Yahoo Finance’s Brian Sozzi, Myles Udland, and Julie Hyman discuss U.S. executives’ bonuses and the record low support from investors.
Video Transcript
MYLES UDLAND: All right, welcome back to Yahoo Finance Live on this Monday morning. Well, as 2021 annual meetings have gotten underway, investors have gotten quite a surprise when they looked back at the pay packages that so many CEOs received during a time when tens of millions of folks were out of work. Brian Sozzi, Financial Times looking at this story over the weekend. And they note that there have now been 13 shareholder votes on executive pay packages that have failed.
And some executives, or some experts rather, think that that number could rise to as high as 20. Now there are thousands of public companies and thousands of annual shareholder meetings, so OK, you've got 20 executive pay packages not getting 50% approval from shareholders. But usually, there's about one objection, maybe two. And it suggests, I think, a little bit of the tide turning in terms of how investors and institutional investors, we really mean, view the compensation schemes for many executive classes.

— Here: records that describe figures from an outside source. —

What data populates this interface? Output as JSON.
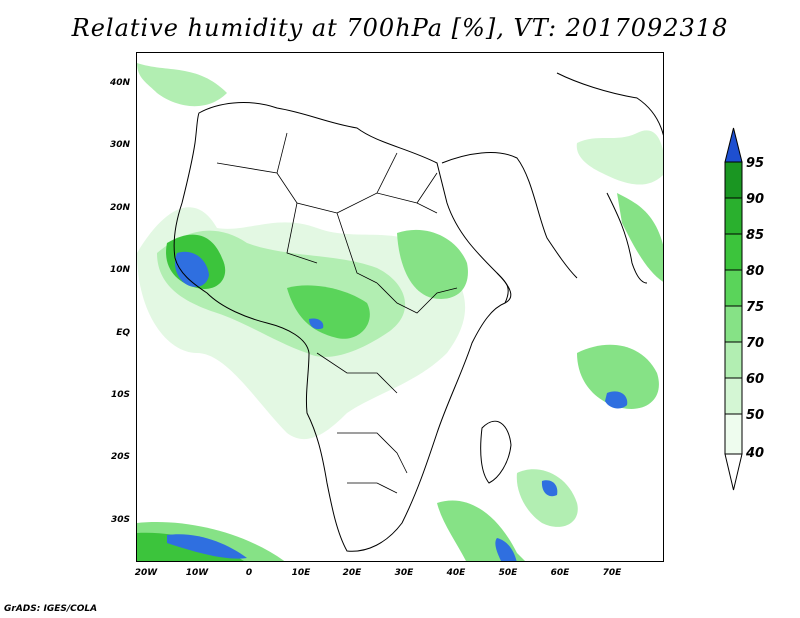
{
  "title": "Relative humidity at 700hPa [%], VT: 2017092318",
  "credit": "GrADS: IGES/COLA",
  "map": {
    "lat_labels": [
      "40N",
      "30N",
      "20N",
      "10N",
      "EQ",
      "10S",
      "20S",
      "30S"
    ],
    "lon_labels": [
      "20W",
      "10W",
      "0",
      "10E",
      "20E",
      "30E",
      "40E",
      "50E",
      "60E",
      "70E"
    ]
  },
  "colorbar": {
    "levels": [
      "95",
      "90",
      "85",
      "80",
      "75",
      "70",
      "60",
      "50",
      "40"
    ],
    "colors": [
      "#1e4fd0",
      "#1a9622",
      "#2ab02e",
      "#3cc43c",
      "#5ad45a",
      "#86e286",
      "#b2eeb2",
      "#d4f6d4",
      "#eefcee",
      "#ffffff"
    ]
  }
}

BRIAN SOZZI: And it has to turn, Myles. It's long, long, long overdue. But as you mentioned, a very good story out of the FTC over the weekend. And the headline here is investor protests over executive pay have hit an all-time high. Last week, Halliburton was the 13th S&P 500 company to garner less than 50% support for a say on pay vote at its annual meeting. All of last year, there were only 12 no votes on say on pay. That's according to ISS Corporate Solutions, which tracks a lot of this stuff.
So these are, in fact, rising. And ultimately, let's call out two companies. I mean, Starbucks recently, its shareholders voted no on say on pay for its CEO, Kevin Johnson, who was potentially could still go reach $50 million plus in bonuses. That's a three-year retention bonus they're viewing it as. But shareholders said no. The thing is, these are non-binding votes, so it's likely a Johnson may still end up getting that bonus, along with the GE. GE CEO Larry Culp last year had his contract reworked, where now he stands to make $230 million in terms of bonus. It's just absolutely ridiculous.

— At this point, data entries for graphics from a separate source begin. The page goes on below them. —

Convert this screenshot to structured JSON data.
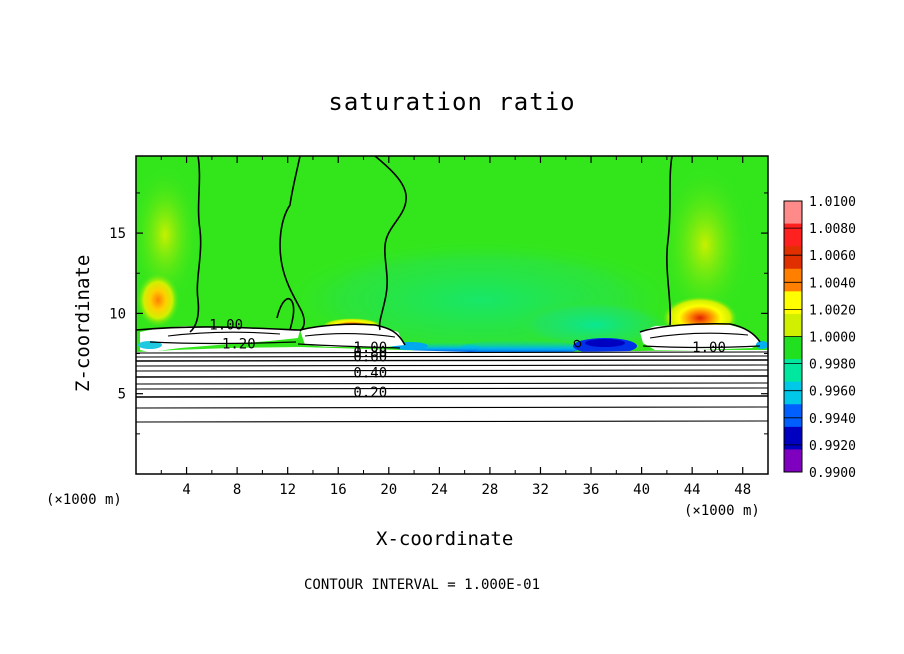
{
  "chart_data": {
    "type": "heatmap",
    "title": "saturation ratio",
    "xlabel": "X-coordinate",
    "ylabel": "Z-coordinate",
    "x_unit": "(×1000 m)",
    "z_unit": "(×1000 m)",
    "footer": "CONTOUR INTERVAL = 1.000E-01",
    "x_ticks": [
      "4",
      "8",
      "12",
      "16",
      "20",
      "24",
      "28",
      "32",
      "36",
      "40",
      "44",
      "48"
    ],
    "y_ticks": [
      "5",
      "10",
      "15"
    ],
    "xlim": [
      0,
      50
    ],
    "ylim": [
      0,
      19.8
    ],
    "colorbar": {
      "labels": [
        "1.0100",
        "1.0080",
        "1.0060",
        "1.0040",
        "1.0020",
        "1.0000",
        "0.9980",
        "0.9960",
        "0.9940",
        "0.9920",
        "0.9900"
      ],
      "colors": [
        "#ff8a8a",
        "#ff2020",
        "#e03000",
        "#ff8000",
        "#ffff00",
        "#d0f000",
        "#20e020",
        "#00e8a0",
        "#00c8e8",
        "#0060ff",
        "#0000c0",
        "#8000c0"
      ],
      "range": [
        0.99,
        1.01
      ]
    },
    "contour_labels": [
      {
        "text": "1.00",
        "x": 5.8,
        "z": 9.0
      },
      {
        "text": "1.20",
        "x": 6.8,
        "z": 7.8
      },
      {
        "text": "1.00",
        "x": 17.2,
        "z": 7.6
      },
      {
        "text": "0.80",
        "x": 17.2,
        "z": 7.3
      },
      {
        "text": "0.60",
        "x": 17.2,
        "z": 7.0
      },
      {
        "text": "0.40",
        "x": 17.2,
        "z": 6.0
      },
      {
        "text": "0.20",
        "x": 17.2,
        "z": 4.8
      },
      {
        "text": "1.00",
        "x": 44.0,
        "z": 7.6
      }
    ],
    "features": {
      "supersaturation_maxima": [
        {
          "x": 1.7,
          "z": 11.2,
          "value": 1.0045
        },
        {
          "x": 44.8,
          "z": 10.0,
          "value": 1.006
        },
        {
          "x": 17.2,
          "z": 9.2,
          "value": 1.005
        }
      ],
      "subsaturation_minima": [
        {
          "x": 27,
          "z": 7.8,
          "value": 0.9935
        },
        {
          "x": 38,
          "z": 8.0,
          "value": 0.993
        }
      ],
      "background_value": 1.0
    }
  }
}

And I come back to this stat here that "The New York Times" recently put it out. They're noting chief executives of big companies now make, on average, 320 times as much as their typical worker. And they are citing the Economic Policy Institute for that stat. In 1989, that ratio was 61:1. So CEOs have just gotten richer. And it's a tough sell, especially last year, as a lot of companies are canning workers. To see a GE coming out here potentially rewarding its CEO with a $230 million bonus, it's ridiculous.